Uma Páscoa à distância

Da mesma forma, nas recomendações para esta Páscoa, o Papa pedia expressamente a todos os fiéis que seguissem as recomendações de saúde da sua área de residência. Os padres deveriam continuar a cumprir todas as celebrações mas sem a presença de fiéis nas igrejas, a transmissão de alguns desses atos através de meios tecnológicos deveria ser uma opção a considerar. Na quinta-feira santa, o Papa aconselhava: "omita-se o lava pés". E para a sexta-feira pedia que "o ato de adoração à Cruz com o beijo seja limitado apenas ao celebrante".

Numa outra mensagem, Manuel Clemente e António Marto, respetivamente presidente e vice-presidente da CEP, explicaram que as atuais restrições impostas no respeito pelo bem da saúde pública obrigariam a todos a celebrar "o mistério pascal em condições limitadas, sem se poder reunir com os sacerdotes e demais fiéis". "Apesar de ser doloroso este tempo de ausência das celebrações comunitárias, ele tem sido fecundo na criatividade e no uso das novas tecnologias para a evangelização, para a espiritualidade e para ser Igreja comunidade e Igreja em saída. Este é também um tempo para pensar, dialogar, imaginar e projetar novo futuro", concluía a nota da CEP.

Há sempre quem não cumpra

E, no entanto, há sempre quem não cumpra as recomendações. No domingo da Páscoa pelo menos dois lares promoveram o tradicional "beijar a cruz" entre os utentes, indo contra as orientações formalmente divulgadas pela Direção-Geral da Saúde e pela hierarquia da Igreja Católica que decidiu suspender esta tradição na celebração pascal.

Apesar destes incidentes, o balanço da Páscoa é bastante positivo, admite o padre Nuno Rosário Fernandes, diretor do Departamento de Comunicação do Patriarcado de Lisboa. "Tanto quanto percebi essas foram iniciativas privadas e foram claramente exceções", afirma o padre Nuno. "Assim que foi decretado o estado de emergência e nos vimos confrontados com este confinamento forçado, procurou-se responder às necessidades das pessoas, usando sempre que possível as novas tecnologias. Para nós era importante encontrar um modo de chegar às nossas comunidades e também proporcionar-lhes uma vivência da Páscoa o mais próximo possível do que é habitual."

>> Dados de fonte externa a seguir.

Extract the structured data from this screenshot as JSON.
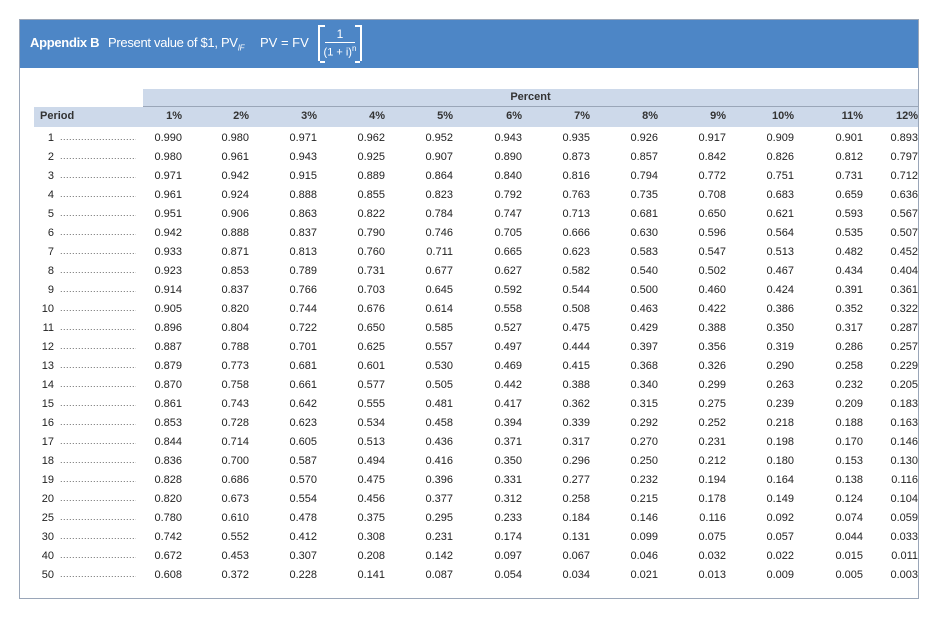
{
  "header": {
    "appendix": "Appendix B",
    "subtitle": "Present value of $1, PV",
    "subscript": "IF",
    "formula_lhs": "PV = FV",
    "formula_num": "1",
    "formula_den": "(1 + i)",
    "formula_exp": "n"
  },
  "table": {
    "group_label": "Percent",
    "period_label": "Period",
    "columns": [
      "1%",
      "2%",
      "3%",
      "4%",
      "5%",
      "6%",
      "7%",
      "8%",
      "9%",
      "10%",
      "11%",
      "12%"
    ],
    "dots": "..............................",
    "rows": [
      {
        "period": "1",
        "values": [
          "0.990",
          "0.980",
          "0.971",
          "0.962",
          "0.952",
          "0.943",
          "0.935",
          "0.926",
          "0.917",
          "0.909",
          "0.901",
          "0.893"
        ]
      },
      {
        "period": "2",
        "values": [
          "0.980",
          "0.961",
          "0.943",
          "0.925",
          "0.907",
          "0.890",
          "0.873",
          "0.857",
          "0.842",
          "0.826",
          "0.812",
          "0.797"
        ]
      },
      {
        "period": "3",
        "values": [
          "0.971",
          "0.942",
          "0.915",
          "0.889",
          "0.864",
          "0.840",
          "0.816",
          "0.794",
          "0.772",
          "0.751",
          "0.731",
          "0.712"
        ]
      },
      {
        "period": "4",
        "values": [
          "0.961",
          "0.924",
          "0.888",
          "0.855",
          "0.823",
          "0.792",
          "0.763",
          "0.735",
          "0.708",
          "0.683",
          "0.659",
          "0.636"
        ]
      },
      {
        "period": "5",
        "values": [
          "0.951",
          "0.906",
          "0.863",
          "0.822",
          "0.784",
          "0.747",
          "0.713",
          "0.681",
          "0.650",
          "0.621",
          "0.593",
          "0.567"
        ]
      },
      {
        "period": "6",
        "values": [
          "0.942",
          "0.888",
          "0.837",
          "0.790",
          "0.746",
          "0.705",
          "0.666",
          "0.630",
          "0.596",
          "0.564",
          "0.535",
          "0.507"
        ]
      },
      {
        "period": "7",
        "values": [
          "0.933",
          "0.871",
          "0.813",
          "0.760",
          "0.711",
          "0.665",
          "0.623",
          "0.583",
          "0.547",
          "0.513",
          "0.482",
          "0.452"
        ]
      },
      {
        "period": "8",
        "values": [
          "0.923",
          "0.853",
          "0.789",
          "0.731",
          "0.677",
          "0.627",
          "0.582",
          "0.540",
          "0.502",
          "0.467",
          "0.434",
          "0.404"
        ]
      },
      {
        "period": "9",
        "values": [
          "0.914",
          "0.837",
          "0.766",
          "0.703",
          "0.645",
          "0.592",
          "0.544",
          "0.500",
          "0.460",
          "0.424",
          "0.391",
          "0.361"
        ]
      },
      {
        "period": "10",
        "values": [
          "0.905",
          "0.820",
          "0.744",
          "0.676",
          "0.614",
          "0.558",
          "0.508",
          "0.463",
          "0.422",
          "0.386",
          "0.352",
          "0.322"
        ]
      },
      {
        "period": "11",
        "values": [
          "0.896",
          "0.804",
          "0.722",
          "0.650",
          "0.585",
          "0.527",
          "0.475",
          "0.429",
          "0.388",
          "0.350",
          "0.317",
          "0.287"
        ]
      },
      {
        "period": "12",
        "values": [
          "0.887",
          "0.788",
          "0.701",
          "0.625",
          "0.557",
          "0.497",
          "0.444",
          "0.397",
          "0.356",
          "0.319",
          "0.286",
          "0.257"
        ]
      },
      {
        "period": "13",
        "values": [
          "0.879",
          "0.773",
          "0.681",
          "0.601",
          "0.530",
          "0.469",
          "0.415",
          "0.368",
          "0.326",
          "0.290",
          "0.258",
          "0.229"
        ]
      },
      {
        "period": "14",
        "values": [
          "0.870",
          "0.758",
          "0.661",
          "0.577",
          "0.505",
          "0.442",
          "0.388",
          "0.340",
          "0.299",
          "0.263",
          "0.232",
          "0.205"
        ]
      },
      {
        "period": "15",
        "values": [
          "0.861",
          "0.743",
          "0.642",
          "0.555",
          "0.481",
          "0.417",
          "0.362",
          "0.315",
          "0.275",
          "0.239",
          "0.209",
          "0.183"
        ]
      },
      {
        "period": "16",
        "values": [
          "0.853",
          "0.728",
          "0.623",
          "0.534",
          "0.458",
          "0.394",
          "0.339",
          "0.292",
          "0.252",
          "0.218",
          "0.188",
          "0.163"
        ]
      },
      {
        "period": "17",
        "values": [
          "0.844",
          "0.714",
          "0.605",
          "0.513",
          "0.436",
          "0.371",
          "0.317",
          "0.270",
          "0.231",
          "0.198",
          "0.170",
          "0.146"
        ]
      },
      {
        "period": "18",
        "values": [
          "0.836",
          "0.700",
          "0.587",
          "0.494",
          "0.416",
          "0.350",
          "0.296",
          "0.250",
          "0.212",
          "0.180",
          "0.153",
          "0.130"
        ]
      },
      {
        "period": "19",
        "values": [
          "0.828",
          "0.686",
          "0.570",
          "0.475",
          "0.396",
          "0.331",
          "0.277",
          "0.232",
          "0.194",
          "0.164",
          "0.138",
          "0.116"
        ]
      },
      {
        "period": "20",
        "values": [
          "0.820",
          "0.673",
          "0.554",
          "0.456",
          "0.377",
          "0.312",
          "0.258",
          "0.215",
          "0.178",
          "0.149",
          "0.124",
          "0.104"
        ]
      },
      {
        "period": "25",
        "values": [
          "0.780",
          "0.610",
          "0.478",
          "0.375",
          "0.295",
          "0.233",
          "0.184",
          "0.146",
          "0.116",
          "0.092",
          "0.074",
          "0.059"
        ]
      },
      {
        "period": "30",
        "values": [
          "0.742",
          "0.552",
          "0.412",
          "0.308",
          "0.231",
          "0.174",
          "0.131",
          "0.099",
          "0.075",
          "0.057",
          "0.044",
          "0.033"
        ]
      },
      {
        "period": "40",
        "values": [
          "0.672",
          "0.453",
          "0.307",
          "0.208",
          "0.142",
          "0.097",
          "0.067",
          "0.046",
          "0.032",
          "0.022",
          "0.015",
          "0.011"
        ]
      },
      {
        "period": "50",
        "values": [
          "0.608",
          "0.372",
          "0.228",
          "0.141",
          "0.087",
          "0.054",
          "0.034",
          "0.021",
          "0.013",
          "0.009",
          "0.005",
          "0.003"
        ]
      }
    ]
  },
  "colors": {
    "header_bg": "#4d86c6",
    "table_head_bg": "#cdd9ea"
  }
}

Se dúvidas houvesse sobre o interesse dos fiéis: as transmissões das celebrações na Sé de Lisboa, durante a semana da Páscoa, presididas pelo cardeal patriarca dom Manuel Clemente, foram acompanhadas por mais de dez mil pessoas, entre o Facebook, o Youtube e o Meo Canal.

O padre Nuno Rosário Fernandes admite que para a maioria dos párocos estas transmissões online foram uma novidade mas garante que todos estão a dar o seu melhor, até mesmo os que tinham "menos apetência para as novas tecnologias". "A maior dificuldade é quando as comunidades são mais envelhecidas ou não têm acesso aos meios tecnológicos. Mas aí os padres têm encontrado outras soluções para manter o contacto, seja por telefone ou com encontros que cumpram as medidas de segurança. Houve até um prior que, durante a Páscoa, enviou os textos das eucaristias aos seus paroquianos para que, à hora da missa, eles pudessem acompanhá-lo, embora estivessem distantes."

"A Igreja não abandona os seus fiéis", diz o padre Nuno. "Não só continuamos juntos nos momentos de oração como procuramos manter o contacto e foi pedido que algumas igrejas se mantivessem abertas, para que as pessoas possam ir lá se sentirem essa necessidade." Uma das igrejas que se mantém aberta é, precisamente, a de Nossa Senhora do Amparo, em Benfica, a paróquia de padre Nuno. "Isto só é possível porque a Junta de Freguesia se ofereceu para, todos os dias, vir fazer uma limpeza e desinfeção do espaço, permitindo assim que as nossas portas se mantenham abertas."

"A minha experiência como prior nestes tempos tem sido muito positiva. Além das missas, transmitimos o terço diário e a reação das pessoas tem sido extraordinária." Além disso, as novas tecnologias permitem que uma paróquia de Lisboa, de repente, se transforme numa "paróquia global", diz. "Recebemos mensagens de todo o país e até do estrangeiro, de Paris, da Alemanha, da Califórnia", revela o padre Nuno Rosário Fernandes. "Não há dúvida de que a vivência espiritual é muito importante, e nestes momentos difíceis ainda mais."